I am blessed to know these people and I thank God for them!!!

love you guys!

Saturday, July 04, 2009

July 4th...2009

What an awesome 4th of July! Couldn't have asked for better...

Three of my favorite ladies at Twist.

Fireworks at Lenox Square.

Standing at the intersection of Lenox & Peachtree. Looks different without all that traffic!

Me and Walker :)

Happy Freedom day to everyone!

Friday, July 03, 2009

Crazy thoughts...

I believe that at 2 in the morning your thoughts start to get all jumbled up and crazy ideas pop up out of no where. Like, getting in your car and driving to Waffle House for some late night pancakes still in your pjs. I'm not even a huge fan of Waffle House but at this very moment I would actually consider it...WHAT?! Ideas of rearranging the living room so that it would become a little more symmetrical. Oh and the most recent thought in my head... dying my hair red and blue to celebrate the 4th tomorrow...

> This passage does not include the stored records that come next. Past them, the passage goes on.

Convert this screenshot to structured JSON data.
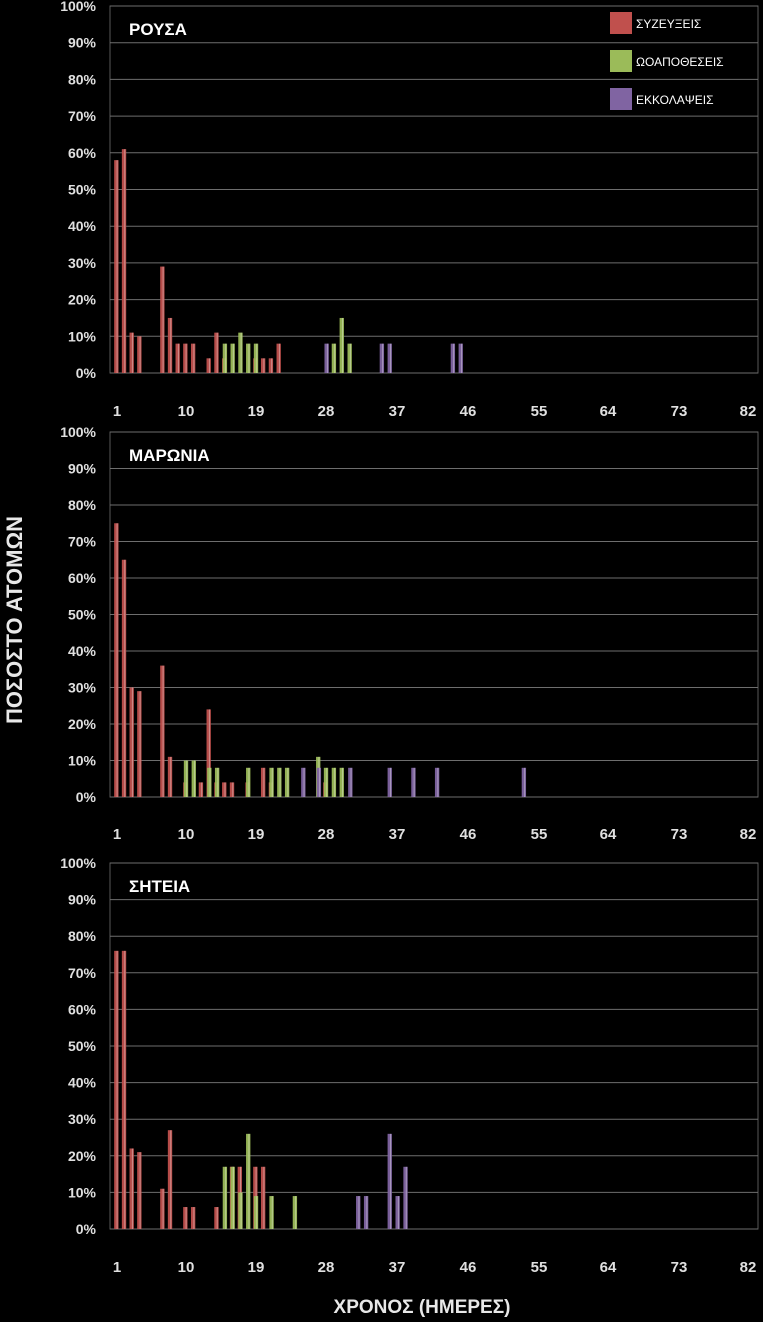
{
  "colors": {
    "ΣΥΖΕΥΞΕΙΣ": "#c0504d",
    "ΩΟΑΠΟΘΕΣΕΙΣ": "#9bbb59",
    "ΕΚΚΟΛΑΨΕΙΣ": "#8064a2"
  },
  "chart_data": {
    "type": "bar",
    "ylabel": "ΠΟΣΟΣΤΟ ΑΤΟΜΩΝ",
    "xlabel": "ΧΡΟΝΟΣ (ΗΜΕΡΕΣ)",
    "ylim": [
      0,
      100
    ],
    "xlim": [
      1,
      82
    ],
    "y_ticks": [
      "0%",
      "10%",
      "20%",
      "30%",
      "40%",
      "50%",
      "60%",
      "70%",
      "80%",
      "90%",
      "100%"
    ],
    "x_ticks": [
      "1",
      "10",
      "19",
      "28",
      "37",
      "46",
      "55",
      "64",
      "73",
      "82"
    ],
    "grid": true,
    "legend": {
      "placement": "top-right",
      "entries": [
        "ΣΥΖΕΥΞΕΙΣ",
        "ΩΟΑΠΟΘΕΣΕΙΣ",
        "ΕΚΚΟΛΑΨΕΙΣ"
      ]
    },
    "panels": [
      {
        "title": "ΡΟΥΣΑ",
        "series": [
          {
            "name": "ΣΥΖΕΥΞΕΙΣ",
            "points": [
              [
                1,
                58
              ],
              [
                2,
                61
              ],
              [
                3,
                11
              ],
              [
                4,
                10
              ],
              [
                7,
                29
              ],
              [
                8,
                15
              ],
              [
                9,
                8
              ],
              [
                10,
                8
              ],
              [
                11,
                8
              ],
              [
                13,
                4
              ],
              [
                14,
                11
              ],
              [
                15,
                4
              ],
              [
                19,
                4
              ],
              [
                20,
                4
              ],
              [
                21,
                4
              ],
              [
                22,
                8
              ]
            ]
          },
          {
            "name": "ΩΟΑΠΟΘΕΣΕΙΣ",
            "points": [
              [
                15,
                8
              ],
              [
                16,
                8
              ],
              [
                17,
                11
              ],
              [
                18,
                8
              ],
              [
                19,
                8
              ],
              [
                29,
                8
              ],
              [
                30,
                15
              ],
              [
                31,
                8
              ]
            ]
          },
          {
            "name": "ΕΚΚΟΛΑΨΕΙΣ",
            "points": [
              [
                28,
                8
              ],
              [
                35,
                8
              ],
              [
                36,
                8
              ],
              [
                44,
                8
              ],
              [
                45,
                8
              ]
            ]
          }
        ]
      },
      {
        "title": "ΜΑΡΩΝΙΑ",
        "series": [
          {
            "name": "ΣΥΖΕΥΞΕΙΣ",
            "points": [
              [
                1,
                75
              ],
              [
                2,
                65
              ],
              [
                3,
                30
              ],
              [
                4,
                29
              ],
              [
                7,
                36
              ],
              [
                8,
                11
              ],
              [
                10,
                4
              ],
              [
                12,
                4
              ],
              [
                13,
                24
              ],
              [
                14,
                4
              ],
              [
                15,
                4
              ],
              [
                16,
                4
              ],
              [
                18,
                4
              ],
              [
                20,
                8
              ],
              [
                21,
                4
              ],
              [
                28,
                4
              ]
            ]
          },
          {
            "name": "ΩΟΑΠΟΘΕΣΕΙΣ",
            "points": [
              [
                10,
                10
              ],
              [
                11,
                10
              ],
              [
                13,
                8
              ],
              [
                14,
                8
              ],
              [
                18,
                8
              ],
              [
                21,
                8
              ],
              [
                22,
                8
              ],
              [
                23,
                8
              ],
              [
                27,
                11
              ],
              [
                28,
                8
              ],
              [
                29,
                8
              ],
              [
                30,
                8
              ]
            ]
          },
          {
            "name": "ΕΚΚΟΛΑΨΕΙΣ",
            "points": [
              [
                25,
                8
              ],
              [
                27,
                8
              ],
              [
                31,
                8
              ],
              [
                36,
                8
              ],
              [
                39,
                8
              ],
              [
                42,
                8
              ],
              [
                53,
                8
              ]
            ]
          }
        ]
      },
      {
        "title": "ΣΗΤΕΙΑ",
        "series": [
          {
            "name": "ΣΥΖΕΥΞΕΙΣ",
            "points": [
              [
                1,
                76
              ],
              [
                2,
                76
              ],
              [
                3,
                22
              ],
              [
                4,
                21
              ],
              [
                7,
                11
              ],
              [
                8,
                27
              ],
              [
                10,
                6
              ],
              [
                11,
                6
              ],
              [
                14,
                6
              ],
              [
                16,
                17
              ],
              [
                17,
                17
              ],
              [
                19,
                17
              ],
              [
                20,
                17
              ]
            ]
          },
          {
            "name": "ΩΟΑΠΟΘΕΣΕΙΣ",
            "points": [
              [
                15,
                17
              ],
              [
                16,
                17
              ],
              [
                17,
                10
              ],
              [
                18,
                26
              ],
              [
                19,
                9
              ],
              [
                21,
                9
              ],
              [
                24,
                9
              ]
            ]
          },
          {
            "name": "ΕΚΚΟΛΑΨΕΙΣ",
            "points": [
              [
                32,
                9
              ],
              [
                33,
                9
              ],
              [
                36,
                26
              ],
              [
                37,
                9
              ],
              [
                38,
                17
              ]
            ]
          }
        ]
      }
    ]
  }
}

...I totally need to go to bed :)

Wednesday, July 01, 2009

Danger Zone

OK...the good news first! Cambi went to the vet today and they figured out what was making her sick, YAY! She has some antibiotics and she is on the road to recovery.

Now for the reason I am blogging today...I watched the movie Top Gun last night and I can't get the songs out of my head. I keep singing over and over, 'Highway to the Danger Zone...' I am seeing the planes take off and I actually dreamed about being on a military base last night. WHAT?!

You see this movie brings back a lot of old memories from college...some of my favorite memories. And more specifically, the movie reminds me of a special person that used to be big part of my life. He still is but only from a distance :(

So I dedicate this blog to him, the impact he has made on my life and the memories we shared. Praying that one day our paths will cross again!